394-545’te anayurtta Apar sülâlesi hâkim olmuştur. Bu sülâleden Tolun Kağan, Mete’den sonra Türkistan’ın ikinci büyük ıslahatçısı ve müceddididir. Kağan – Han unvanı da Tolun tarafından konulmuştur. Ondan önce hükümdarların unvanları Yabgu idi. Onun için dört ciltlik tarihte Kuşanlar’ın Kuşhanlar şeklinde yazılması yanlıştır. Çünkü Han (aslı Kaan) unvanı Koşanlardan epeyce sonra çıkmıştı.

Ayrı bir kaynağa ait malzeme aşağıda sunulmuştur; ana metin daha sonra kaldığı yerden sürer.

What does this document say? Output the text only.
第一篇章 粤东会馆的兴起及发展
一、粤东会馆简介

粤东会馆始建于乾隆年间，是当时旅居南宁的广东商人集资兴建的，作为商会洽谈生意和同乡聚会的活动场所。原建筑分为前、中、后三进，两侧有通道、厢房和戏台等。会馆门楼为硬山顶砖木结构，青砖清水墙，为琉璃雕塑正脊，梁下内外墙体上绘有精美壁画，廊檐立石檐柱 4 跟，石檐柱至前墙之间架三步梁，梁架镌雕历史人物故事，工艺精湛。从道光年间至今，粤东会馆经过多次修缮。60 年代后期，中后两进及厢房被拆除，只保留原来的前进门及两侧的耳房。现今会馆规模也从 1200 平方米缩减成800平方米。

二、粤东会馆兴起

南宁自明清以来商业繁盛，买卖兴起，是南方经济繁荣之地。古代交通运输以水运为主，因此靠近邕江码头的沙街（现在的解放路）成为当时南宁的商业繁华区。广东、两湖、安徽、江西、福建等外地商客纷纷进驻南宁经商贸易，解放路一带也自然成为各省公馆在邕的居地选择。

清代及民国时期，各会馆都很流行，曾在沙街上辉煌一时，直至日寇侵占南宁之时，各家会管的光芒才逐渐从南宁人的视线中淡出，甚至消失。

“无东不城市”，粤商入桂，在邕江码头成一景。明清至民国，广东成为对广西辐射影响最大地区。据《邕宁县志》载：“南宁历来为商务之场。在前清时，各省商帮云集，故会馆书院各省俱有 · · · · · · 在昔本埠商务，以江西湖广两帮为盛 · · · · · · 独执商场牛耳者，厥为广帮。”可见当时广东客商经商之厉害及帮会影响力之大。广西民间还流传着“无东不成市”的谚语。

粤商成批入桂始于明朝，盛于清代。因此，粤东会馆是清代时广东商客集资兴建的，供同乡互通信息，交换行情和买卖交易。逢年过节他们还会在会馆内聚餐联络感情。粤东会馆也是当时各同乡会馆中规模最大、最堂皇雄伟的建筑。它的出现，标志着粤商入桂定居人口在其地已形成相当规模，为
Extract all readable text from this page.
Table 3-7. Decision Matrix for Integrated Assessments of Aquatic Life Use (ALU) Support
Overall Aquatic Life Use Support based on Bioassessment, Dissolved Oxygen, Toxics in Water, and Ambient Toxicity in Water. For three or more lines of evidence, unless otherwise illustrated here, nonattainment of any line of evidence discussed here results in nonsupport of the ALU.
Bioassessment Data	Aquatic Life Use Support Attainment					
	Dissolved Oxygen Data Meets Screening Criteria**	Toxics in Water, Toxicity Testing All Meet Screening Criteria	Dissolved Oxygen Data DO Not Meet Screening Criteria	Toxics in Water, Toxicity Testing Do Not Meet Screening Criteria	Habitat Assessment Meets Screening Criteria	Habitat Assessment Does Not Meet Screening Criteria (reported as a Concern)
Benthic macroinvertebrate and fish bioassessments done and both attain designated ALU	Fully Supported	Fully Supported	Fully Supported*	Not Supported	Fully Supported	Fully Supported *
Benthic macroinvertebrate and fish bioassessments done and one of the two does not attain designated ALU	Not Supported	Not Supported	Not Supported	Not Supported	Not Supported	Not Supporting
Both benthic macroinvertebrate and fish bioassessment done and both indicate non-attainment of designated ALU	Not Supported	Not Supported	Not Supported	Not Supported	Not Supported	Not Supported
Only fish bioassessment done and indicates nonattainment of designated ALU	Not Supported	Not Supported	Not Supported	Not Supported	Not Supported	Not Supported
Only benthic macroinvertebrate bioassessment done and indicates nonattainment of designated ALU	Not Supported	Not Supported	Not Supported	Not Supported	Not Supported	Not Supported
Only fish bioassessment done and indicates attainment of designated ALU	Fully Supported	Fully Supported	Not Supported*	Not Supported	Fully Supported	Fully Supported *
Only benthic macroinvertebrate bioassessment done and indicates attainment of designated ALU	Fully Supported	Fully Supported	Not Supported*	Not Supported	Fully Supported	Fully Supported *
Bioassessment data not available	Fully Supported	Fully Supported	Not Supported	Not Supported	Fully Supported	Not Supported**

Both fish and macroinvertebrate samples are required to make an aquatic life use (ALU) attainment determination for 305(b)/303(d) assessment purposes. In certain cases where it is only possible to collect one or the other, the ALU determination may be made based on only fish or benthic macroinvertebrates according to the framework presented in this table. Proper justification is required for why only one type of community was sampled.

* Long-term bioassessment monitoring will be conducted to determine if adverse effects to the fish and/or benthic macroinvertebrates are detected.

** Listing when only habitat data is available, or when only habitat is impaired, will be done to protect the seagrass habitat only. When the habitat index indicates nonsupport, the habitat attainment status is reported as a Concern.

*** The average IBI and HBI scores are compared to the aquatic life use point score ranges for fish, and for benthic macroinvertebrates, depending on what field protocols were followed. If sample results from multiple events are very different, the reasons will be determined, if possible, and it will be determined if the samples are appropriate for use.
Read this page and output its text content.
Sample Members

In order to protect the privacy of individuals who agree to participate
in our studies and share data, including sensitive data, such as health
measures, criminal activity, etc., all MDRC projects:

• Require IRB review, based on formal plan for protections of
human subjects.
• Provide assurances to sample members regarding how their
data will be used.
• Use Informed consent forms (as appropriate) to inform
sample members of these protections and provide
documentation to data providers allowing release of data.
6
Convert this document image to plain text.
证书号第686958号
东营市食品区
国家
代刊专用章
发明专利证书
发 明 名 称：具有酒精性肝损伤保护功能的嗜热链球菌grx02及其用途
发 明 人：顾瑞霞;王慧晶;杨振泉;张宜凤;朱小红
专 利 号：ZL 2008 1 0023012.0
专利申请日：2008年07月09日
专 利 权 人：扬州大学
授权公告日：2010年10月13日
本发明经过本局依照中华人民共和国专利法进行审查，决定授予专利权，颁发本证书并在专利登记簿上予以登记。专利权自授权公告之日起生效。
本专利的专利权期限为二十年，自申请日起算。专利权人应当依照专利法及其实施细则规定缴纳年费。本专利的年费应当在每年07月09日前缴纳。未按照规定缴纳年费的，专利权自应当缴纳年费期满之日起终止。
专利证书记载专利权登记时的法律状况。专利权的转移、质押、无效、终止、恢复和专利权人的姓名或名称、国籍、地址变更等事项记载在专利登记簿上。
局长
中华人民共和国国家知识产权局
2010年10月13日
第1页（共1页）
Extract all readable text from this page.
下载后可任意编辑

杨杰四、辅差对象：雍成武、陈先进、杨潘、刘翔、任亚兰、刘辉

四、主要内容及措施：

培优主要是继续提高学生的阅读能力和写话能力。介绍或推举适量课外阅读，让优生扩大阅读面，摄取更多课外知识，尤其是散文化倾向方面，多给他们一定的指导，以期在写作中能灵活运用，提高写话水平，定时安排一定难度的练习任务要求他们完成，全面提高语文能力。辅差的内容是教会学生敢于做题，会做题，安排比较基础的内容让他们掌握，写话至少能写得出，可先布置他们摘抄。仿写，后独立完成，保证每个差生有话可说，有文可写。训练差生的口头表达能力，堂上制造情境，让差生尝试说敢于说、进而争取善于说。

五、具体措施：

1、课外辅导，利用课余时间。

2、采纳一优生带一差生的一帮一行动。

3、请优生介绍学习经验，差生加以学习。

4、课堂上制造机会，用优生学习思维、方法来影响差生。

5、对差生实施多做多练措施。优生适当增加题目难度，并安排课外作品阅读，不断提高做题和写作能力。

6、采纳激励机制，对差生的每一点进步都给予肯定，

Apar sülâlesi ayrı bir devlet sayılamaz. Çünkü evvelce Siyenpiler’e tâbi olan boylardan Apar boyu Siyenpiler’i devirerek ötekilerine hâkim olmuş, ülke ve millet aynı kalmıştır. Bunda değişen sülâleden başka nedir? Bunlara ayrı devlet nasıl denir?

Şimdi gelelim Türk tarihinin üçüncü çağına, yani tarihî çağ dediğimiz çağına:

Altaylarda ve Tanrı Dağları’nda Apar Kağanları’na silâh yapmakla uğraşan ve Türük (=Türk) adını taşıyan boylar bir kadın meselesi yüzünden Aparlar’a isyan ettiler. Aparlar’ı devirerek kendileri hâkim oldular. Bu suretle 545-745 arasında hâkim olan Gök Türük sülâlesi kurulmuş oldu. Önceden Aparlar’a tâbi olan bütün ülkeler ve boylar Gök Türkler’in idaresine geçti.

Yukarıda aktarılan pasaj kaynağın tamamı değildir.